PFC liquids have additional properties that make them desirable for use in a variety of ophthalmic surgeries. They are optically clear substances that do not absorb the wavelengths used for retinal photocoagulation. This property allows the surgeon to see the retina clearly through the PFC liquid and apply laser directly to lesions just under the PFC liquid. Moreover, PFC liquids are immiscible with water and layer below at a distinct interface (due to their slightly different index of refraction when compared to water or saline solution). This property allows the surgeon to easily identify and manipulate the PFC liquid intraoperatively in a highly controlled manner.

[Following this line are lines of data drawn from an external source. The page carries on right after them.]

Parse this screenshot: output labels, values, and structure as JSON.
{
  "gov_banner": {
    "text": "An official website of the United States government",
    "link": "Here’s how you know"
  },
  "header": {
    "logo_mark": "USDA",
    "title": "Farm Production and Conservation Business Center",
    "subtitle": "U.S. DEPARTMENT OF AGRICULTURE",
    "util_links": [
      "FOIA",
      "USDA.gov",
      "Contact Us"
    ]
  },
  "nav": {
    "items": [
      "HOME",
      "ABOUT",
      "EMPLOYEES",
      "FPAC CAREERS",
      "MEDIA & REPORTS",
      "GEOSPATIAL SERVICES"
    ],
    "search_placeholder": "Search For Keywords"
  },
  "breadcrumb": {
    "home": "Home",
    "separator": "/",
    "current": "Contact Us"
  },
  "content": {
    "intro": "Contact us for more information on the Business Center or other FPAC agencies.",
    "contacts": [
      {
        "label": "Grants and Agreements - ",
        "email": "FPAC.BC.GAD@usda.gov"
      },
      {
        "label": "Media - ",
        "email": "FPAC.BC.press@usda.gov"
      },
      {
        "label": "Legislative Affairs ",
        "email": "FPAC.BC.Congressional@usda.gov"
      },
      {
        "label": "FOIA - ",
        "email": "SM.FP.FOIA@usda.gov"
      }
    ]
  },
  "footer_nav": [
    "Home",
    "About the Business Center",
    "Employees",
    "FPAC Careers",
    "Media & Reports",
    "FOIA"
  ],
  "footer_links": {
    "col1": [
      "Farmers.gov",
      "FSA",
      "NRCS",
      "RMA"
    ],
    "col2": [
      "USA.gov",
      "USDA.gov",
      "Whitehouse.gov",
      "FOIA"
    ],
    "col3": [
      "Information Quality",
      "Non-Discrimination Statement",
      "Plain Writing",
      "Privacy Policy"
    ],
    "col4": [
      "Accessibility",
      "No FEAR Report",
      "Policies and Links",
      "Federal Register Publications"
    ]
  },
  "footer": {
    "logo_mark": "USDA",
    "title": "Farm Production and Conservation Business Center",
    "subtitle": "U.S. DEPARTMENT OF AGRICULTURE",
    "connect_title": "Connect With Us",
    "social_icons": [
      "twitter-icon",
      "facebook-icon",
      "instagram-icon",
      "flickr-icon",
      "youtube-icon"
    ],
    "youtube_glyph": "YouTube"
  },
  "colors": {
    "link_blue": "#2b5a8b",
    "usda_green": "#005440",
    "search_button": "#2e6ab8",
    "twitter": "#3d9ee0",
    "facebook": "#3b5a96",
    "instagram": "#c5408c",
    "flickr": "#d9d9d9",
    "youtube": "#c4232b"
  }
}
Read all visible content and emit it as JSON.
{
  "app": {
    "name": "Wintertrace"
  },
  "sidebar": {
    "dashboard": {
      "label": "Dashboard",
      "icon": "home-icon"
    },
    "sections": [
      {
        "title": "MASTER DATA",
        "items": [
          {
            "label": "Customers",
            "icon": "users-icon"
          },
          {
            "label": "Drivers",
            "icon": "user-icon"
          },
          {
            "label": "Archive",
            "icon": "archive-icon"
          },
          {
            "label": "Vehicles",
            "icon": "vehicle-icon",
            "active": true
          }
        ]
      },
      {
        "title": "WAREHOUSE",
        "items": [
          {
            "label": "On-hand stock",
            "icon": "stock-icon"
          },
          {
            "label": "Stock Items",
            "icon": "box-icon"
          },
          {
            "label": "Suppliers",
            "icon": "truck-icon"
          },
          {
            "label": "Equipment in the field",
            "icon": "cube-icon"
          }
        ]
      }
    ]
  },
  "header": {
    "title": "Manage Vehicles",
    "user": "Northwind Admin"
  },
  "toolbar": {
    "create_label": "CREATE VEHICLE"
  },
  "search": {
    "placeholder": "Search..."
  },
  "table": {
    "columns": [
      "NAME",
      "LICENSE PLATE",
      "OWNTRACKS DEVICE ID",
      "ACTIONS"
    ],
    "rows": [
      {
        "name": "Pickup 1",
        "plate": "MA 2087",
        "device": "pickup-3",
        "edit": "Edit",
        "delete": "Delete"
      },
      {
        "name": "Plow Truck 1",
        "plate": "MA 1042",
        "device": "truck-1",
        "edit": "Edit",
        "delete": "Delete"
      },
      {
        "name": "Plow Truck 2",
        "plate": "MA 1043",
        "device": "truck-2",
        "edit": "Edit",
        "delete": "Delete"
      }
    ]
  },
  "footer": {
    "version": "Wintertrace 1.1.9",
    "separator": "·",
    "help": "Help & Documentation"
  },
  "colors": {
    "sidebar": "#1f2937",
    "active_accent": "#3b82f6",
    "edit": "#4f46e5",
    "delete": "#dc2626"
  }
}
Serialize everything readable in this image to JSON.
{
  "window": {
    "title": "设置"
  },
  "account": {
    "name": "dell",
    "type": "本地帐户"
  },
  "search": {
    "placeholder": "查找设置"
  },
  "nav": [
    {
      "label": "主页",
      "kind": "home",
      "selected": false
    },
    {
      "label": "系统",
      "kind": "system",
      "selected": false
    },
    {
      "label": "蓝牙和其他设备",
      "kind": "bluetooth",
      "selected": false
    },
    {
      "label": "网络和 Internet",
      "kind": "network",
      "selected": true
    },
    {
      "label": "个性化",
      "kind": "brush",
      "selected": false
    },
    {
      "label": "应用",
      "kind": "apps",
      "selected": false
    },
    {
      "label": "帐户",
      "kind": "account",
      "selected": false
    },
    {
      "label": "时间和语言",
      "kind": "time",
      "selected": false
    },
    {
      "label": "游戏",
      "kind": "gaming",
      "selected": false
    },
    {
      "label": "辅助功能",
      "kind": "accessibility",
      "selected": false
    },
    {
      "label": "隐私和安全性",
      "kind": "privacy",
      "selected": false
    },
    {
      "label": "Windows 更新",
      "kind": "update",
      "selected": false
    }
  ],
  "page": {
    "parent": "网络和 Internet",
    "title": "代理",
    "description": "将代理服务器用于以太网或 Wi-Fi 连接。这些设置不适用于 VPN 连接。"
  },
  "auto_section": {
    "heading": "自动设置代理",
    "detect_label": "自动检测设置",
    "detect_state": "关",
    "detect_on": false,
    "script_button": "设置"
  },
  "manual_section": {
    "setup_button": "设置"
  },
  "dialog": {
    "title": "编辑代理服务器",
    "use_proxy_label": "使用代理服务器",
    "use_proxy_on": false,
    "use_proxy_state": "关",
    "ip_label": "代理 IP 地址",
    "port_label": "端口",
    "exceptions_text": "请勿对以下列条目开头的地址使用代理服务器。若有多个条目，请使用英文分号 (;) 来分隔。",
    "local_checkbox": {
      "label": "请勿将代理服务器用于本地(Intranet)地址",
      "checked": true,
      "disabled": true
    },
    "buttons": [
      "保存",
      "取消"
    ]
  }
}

In principle, pure perfluorocarbon liquids are biologically inert substances due to a highly stable carbon–fluorine bond. However, in practicality, the minute quantities of impurities present within PFC solutions render many of these substances toxic. Impurities are often due to compounds that contain nitrogen bonds as well as fluoride/hydrogen bonds, and these bonds are thought to confer the long–term toxicity attributes to PFCs. As such, all PFCs are used intraoperatively and are then removed from the eye completely in order to prevent potential long–term damage to the retina. Some well–known complications resulting from the use of PFC liquids are corneal endothelial compromise, uveitis, increased intraocular pressure or hypotony, and photoreceptor cell death if the PFC liquid gains access to the subretinal space. In general, studies in animal models have shown that PFC liquids tend to be well tolerated for hours and even days. However, a multitude of reports have demonstrated poor tolerance for these substances in the long–term. As chemical synthesis and purification methods advance to consistently and reliably obtain pure PFC liquids, these “vitreous substitutes” are likely to find access to even a larger number of ophthalmic procedures.